Mark Brown Arts correspondent 

Dressing the part: Jack O’Connell portrait shows actor in different light

Photograph commissioned by National Portrait Gallery challenges image of star renowned for being angry and naked
  
  

Detail from the Jack O’Connell portrait by Tereza Červeňová
Detail from the Jack O’Connell portrait, which will go on display at the gallery in 2018. Photograph: Tereza Cervenova/National Portra/PA

He has gained a reputation as an angry young man, both in character and real life, and is this week making headlines for spending a large chunk of his current West End play naked.

But a newly commissioned photograph of the actor Jack O’Connell shows a different side: calm, reflective, vulnerable – and dressed.

The National Portrait Gallery (NPG) announced it had commissioned the London-based Slovakian photographer Tereza Červeňová to make a portrait of O’Connell for the national collection.

It was taken at O’Connell’s family home in Derby and deliberately challenges the “angry youth” image associated with him, both in his own life and in many of his early acting roles, including as skinhead Pukey in the 2006 film This Is England and drug addict Cook in the TV series Skins.

Červeňová said: “In portraiture my aim is always to manage to unveil what lies beneath the surface and meet the real person behind it and thanks to Jack’s openness, seeing through the ‘actor’s shield’ was both natural as well as effortless.”

O’Connell, 26, has for some time been regarded as one of Britain’s most exciting young acting talents.

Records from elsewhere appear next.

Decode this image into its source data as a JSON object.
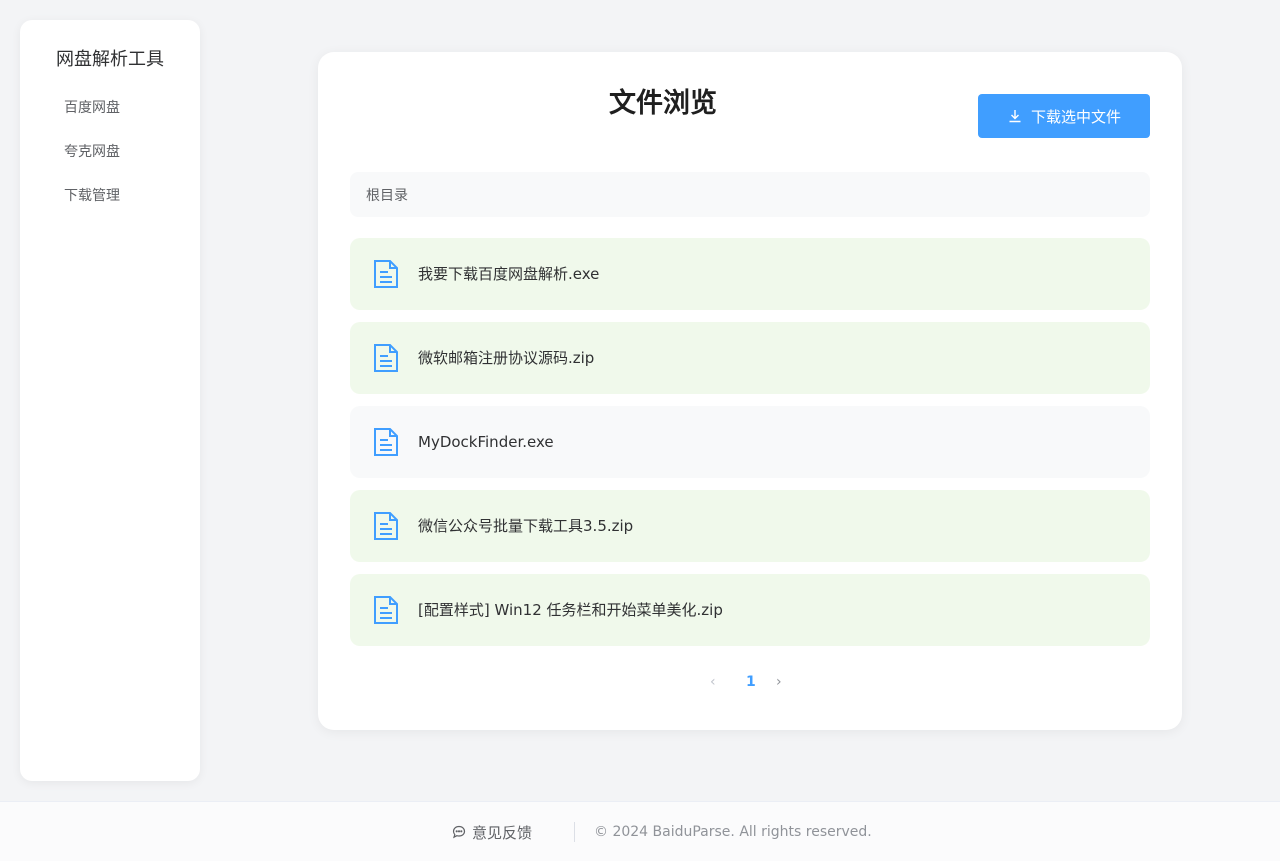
{
  "sidebar": {
    "title": "网盘解析工具",
    "items": [
      {
        "label": "百度网盘"
      },
      {
        "label": "夸克网盘"
      },
      {
        "label": "下载管理"
      }
    ]
  },
  "main": {
    "title": "文件浏览",
    "download_button": "下载选中文件",
    "breadcrumb": "根目录",
    "files": [
      {
        "name": "我要下载百度网盘解析.exe",
        "selected": true,
        "icon": "document-icon"
      },
      {
        "name": "微软邮箱注册协议源码.zip",
        "selected": true,
        "icon": "document-icon"
      },
      {
        "name": "MyDockFinder.exe",
        "selected": false,
        "icon": "document-icon"
      },
      {
        "name": "微信公众号批量下载工具3.5.zip",
        "selected": true,
        "icon": "document-icon"
      },
      {
        "name": "[配置样式] Win12 任务栏和开始菜单美化.zip",
        "selected": true,
        "icon": "document-icon"
      }
    ],
    "pagination": {
      "prev": "‹",
      "current": "1",
      "next": "›"
    }
  },
  "footer": {
    "feedback": "意见反馈",
    "copyright": "© 2024 BaiduParse. All rights reserved."
  },
  "colors": {
    "accent": "#409eff",
    "selected_bg": "#f0f9eb",
    "page_bg": "#f3f4f6"
  }
}
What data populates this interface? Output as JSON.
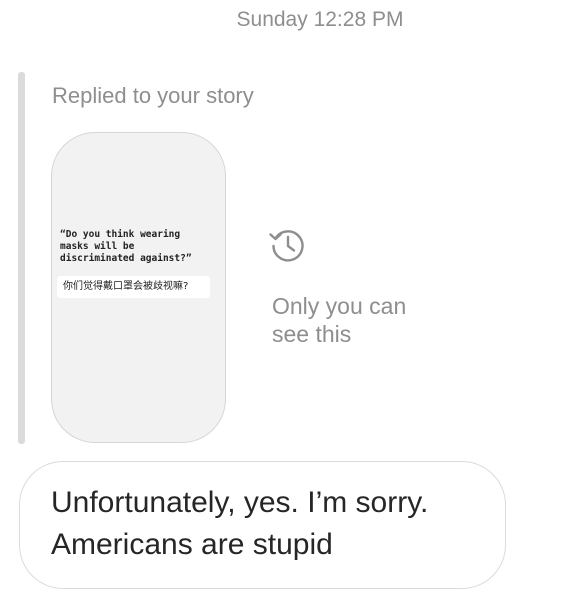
{
  "conversation": {
    "timestamp": "Sunday 12:28 PM"
  },
  "story_reply": {
    "caption": "Replied to your story",
    "story": {
      "quote_lines": [
        "“Do you think wearing",
        "masks will be",
        "discriminated against?”"
      ],
      "sticker_text": "你们觉得戴口罩会被歧视嘛?"
    },
    "private_icon": "history-clock-icon",
    "private_note_lines": [
      "Only you can",
      "see this"
    ]
  },
  "message": {
    "lines": [
      "Unfortunately, yes. I’m sorry.",
      "Americans are stupid"
    ]
  },
  "colors": {
    "muted_text": "#8e8e8e",
    "bubble_border": "#dbdbdb",
    "reply_bar": "#dbdbdb",
    "story_bg": "#f2f2f2"
  }
}
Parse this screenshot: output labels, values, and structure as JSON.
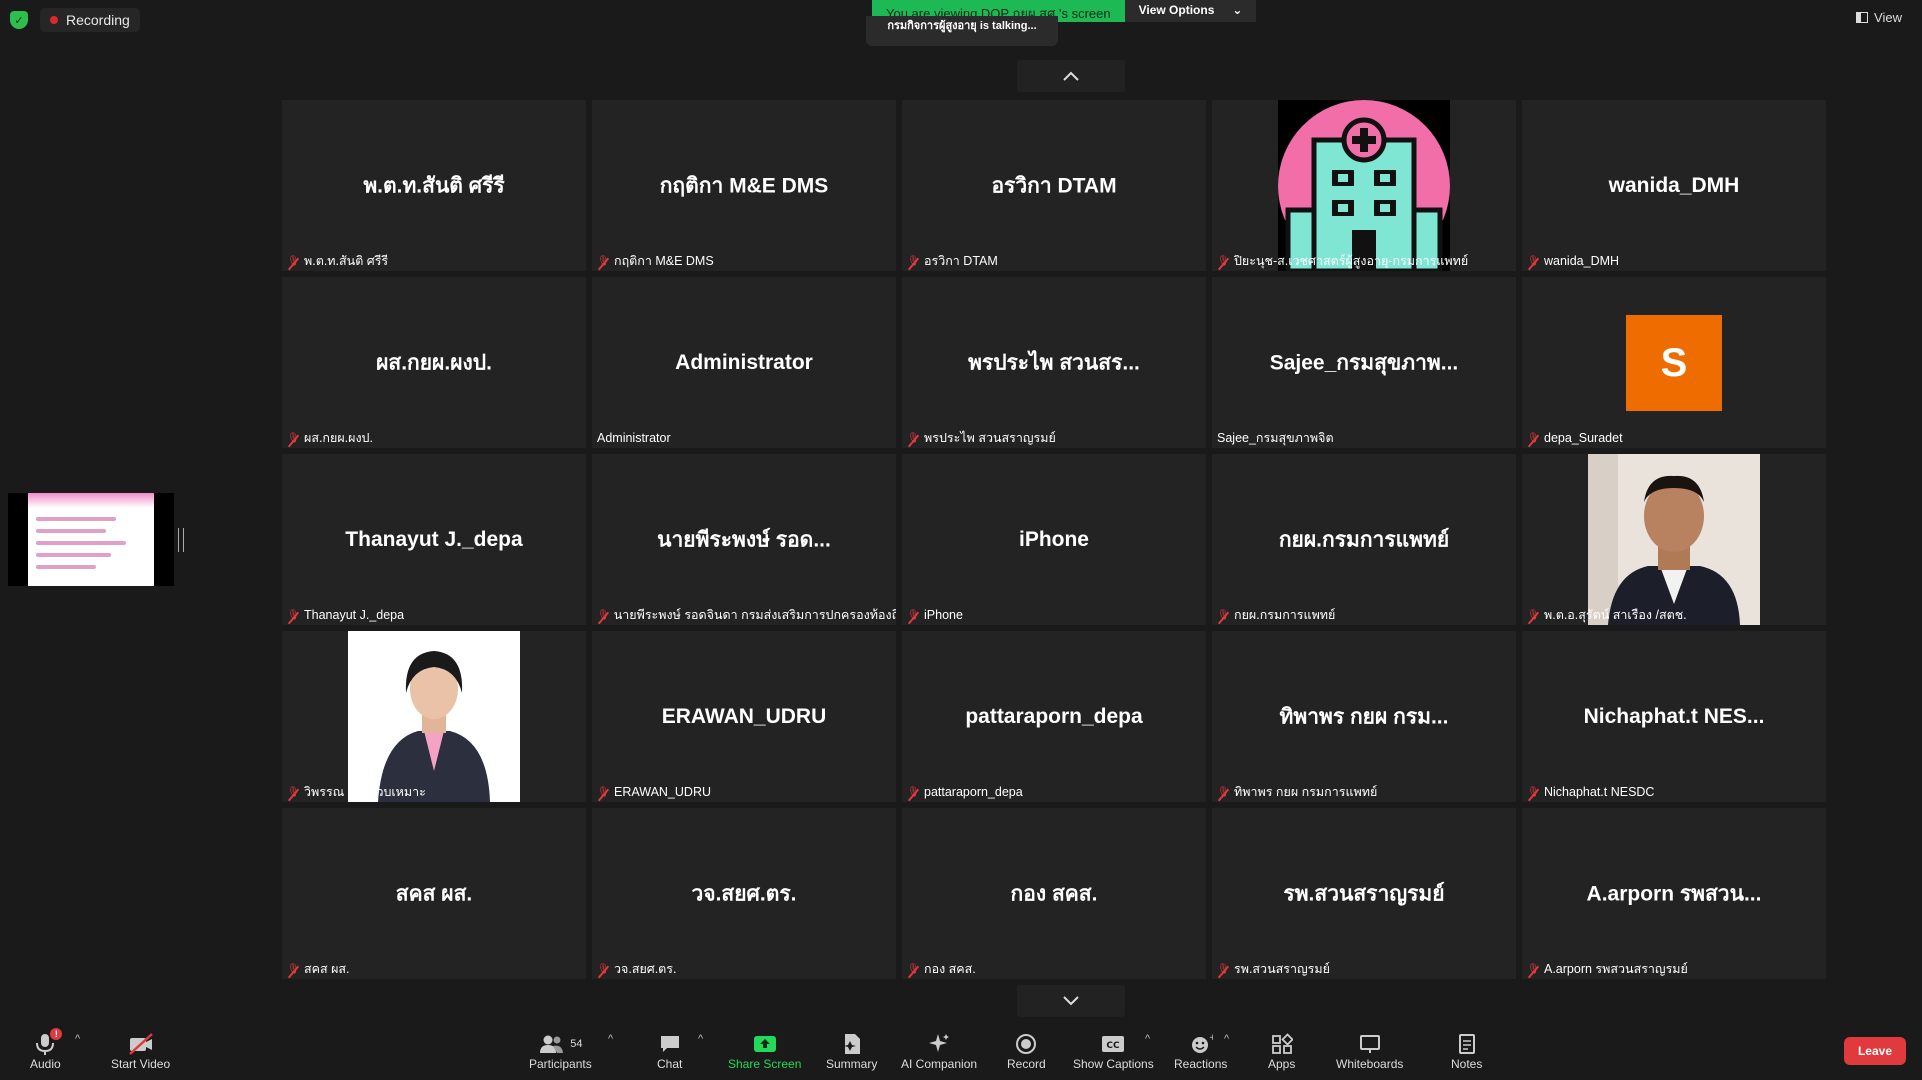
{
  "status": {
    "recording_label": "Recording"
  },
  "share_banner": {
    "viewing_text": "You are viewing DOP กยผ.สศ.'s screen",
    "view_options_label": "View Options",
    "talking_text": "กรมกิจการผู้สูงอายุ is talking..."
  },
  "top_right": {
    "view_label": "View"
  },
  "tiles": [
    {
      "display": "พ.ต.ท.สันติ ศรีรี",
      "label": "พ.ต.ท.สันติ ศรีรี",
      "muted": true,
      "kind": "name"
    },
    {
      "display": "กฤติกา M&E  DMS",
      "label": "กฤติกา M&E  DMS",
      "muted": true,
      "kind": "name"
    },
    {
      "display": "อรวิกา DTAM",
      "label": "อรวิกา DTAM",
      "muted": true,
      "kind": "name"
    },
    {
      "display": "",
      "label": "ปิยะนุช-ส.เวชศาสตร์ผู้สูงอายุ-กรมการแพทย์",
      "muted": true,
      "kind": "hospital"
    },
    {
      "display": "wanida_DMH",
      "label": "wanida_DMH",
      "muted": true,
      "kind": "name"
    },
    {
      "display": "ผส.กยผ.ผงป.",
      "label": "ผส.กยผ.ผงป.",
      "muted": true,
      "kind": "name"
    },
    {
      "display": "Administrator",
      "label": "Administrator",
      "muted": false,
      "kind": "name"
    },
    {
      "display": "พรประไพ  สวนสร...",
      "label": "พรประไพ  สวนสราญรมย์",
      "muted": true,
      "kind": "name"
    },
    {
      "display": "Sajee_กรมสุขภาพ...",
      "label": "Sajee_กรมสุขภาพจิต",
      "muted": false,
      "kind": "name"
    },
    {
      "display": "S",
      "label": "depa_Suradet",
      "muted": true,
      "kind": "avatar"
    },
    {
      "display": "Thanayut J._depa",
      "label": "Thanayut J._depa",
      "muted": true,
      "kind": "name"
    },
    {
      "display": "นายพีระพงษ์ รอด...",
      "label": "นายพีระพงษ์ รอดจินดา กรมส่งเสริมการปกครองท้องถิ่น",
      "muted": true,
      "kind": "name"
    },
    {
      "display": "iPhone",
      "label": "iPhone",
      "muted": true,
      "kind": "name"
    },
    {
      "display": "กยผ.กรมการแพทย์",
      "label": "กยผ.กรมการแพทย์",
      "muted": true,
      "kind": "name"
    },
    {
      "display": "",
      "label": "พ.ต.อ.สุรัตน์ สาเรือง /สตช.",
      "muted": true,
      "kind": "photo-man"
    },
    {
      "display": "",
      "label": "วิพรรณ ประจวบเหมาะ",
      "muted": true,
      "kind": "photo-woman"
    },
    {
      "display": "ERAWAN_UDRU",
      "label": "ERAWAN_UDRU",
      "muted": true,
      "kind": "name"
    },
    {
      "display": "pattaraporn_depa",
      "label": "pattaraporn_depa",
      "muted": true,
      "kind": "name"
    },
    {
      "display": "ทิพาพร กยผ กรม...",
      "label": "ทิพาพร กยผ กรมการแพทย์",
      "muted": true,
      "kind": "name"
    },
    {
      "display": "Nichaphat.t  NES...",
      "label": "Nichaphat.t NESDC",
      "muted": true,
      "kind": "name"
    },
    {
      "display": "สคส ผส.",
      "label": "สคส ผส.",
      "muted": true,
      "kind": "name"
    },
    {
      "display": "วจ.สยศ.ตร.",
      "label": "วจ.สยศ.ตร.",
      "muted": true,
      "kind": "name"
    },
    {
      "display": "กอง สคส.",
      "label": "กอง สคส.",
      "muted": true,
      "kind": "name"
    },
    {
      "display": "รพ.สวนสราญรมย์",
      "label": "รพ.สวนสราญรมย์",
      "muted": true,
      "kind": "name"
    },
    {
      "display": "A.arporn รพสวน...",
      "label": "A.arporn รพสวนสราญรมย์",
      "muted": true,
      "kind": "name"
    }
  ],
  "toolbar": {
    "audio": "Audio",
    "start_video": "Start Video",
    "participants": "Participants",
    "participants_count": "54",
    "chat": "Chat",
    "share_screen": "Share Screen",
    "summary": "Summary",
    "ai_companion": "AI Companion",
    "record": "Record",
    "show_captions": "Show Captions",
    "reactions": "Reactions",
    "apps": "Apps",
    "whiteboards": "Whiteboards",
    "notes": "Notes",
    "leave": "Leave",
    "audio_badge": "!"
  },
  "colors": {
    "accent_green": "#1db954",
    "leave_red": "#e0393e",
    "share_green": "#23d959",
    "avatar_orange": "#ef6c00"
  }
}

His movies include Angelina Jolie’s Unbroken, for which he received the Bafta rising star award, and the Jodie Foster-directed Money Monster, as an ordinary joe who takes George Clooney’s TV presenter character hostage.

As a youth O’Connell was in and out of court and has talked about the day he was starting the play Scarborough at the Royal Court in London – a day when he was in a criminal court hearing if he was to get a custodial sentence, which he did not.

He is currently playing Brick opposite Sienna Miller’s Maggie in the Young Vic production of Cat on a Hot Tin Roof in the West End, a performance described as a “revelation” by the Guardian’s Michael Billington and “unflinching” by Matt Trueman in Variety. It is unquestionably brave since he is naked for much of the play. If not naked then trying to keep his towel fixed as he hobbles on a crutch to get another glass of whisky.

Later this year O’Connell will be seen as the star of Netflix’s six-part TV western Godless.

Červeňová’s photograph was taken in March through a window looking out to the garden of O’Connell’s family home.

She said the final portrait showed the “juxtaposition of strength and vulnerability in a setting where the boundaries between the interior and the exterior are blurred and Jack emerges interlaced in both.”

Červeňová was commissioned by the NPG after winning the John Kobal new work award given annually to a photographer under 35. Previous winners have been asked to photograph the actors Andrea Riseborough, Olivia Colman and Felicity Jones.

Simon Crocker, the chair of the John Kobal Foundation, said: “Jack O’Connell, one of the most talented actors to have emerged in the UK in the past few years, is a fitting subject for Tereza’s painterly eye and she delivers a terrific portrait to mark the fifth year of our award.”

The portrait will go on display at the NPG in 2018.

  • This article was corrected on 31 July 2017. It originally stated that Laura Pannack was one of several actors to have been photographed by previous prize winners. Pannack is a previous winner of the prize.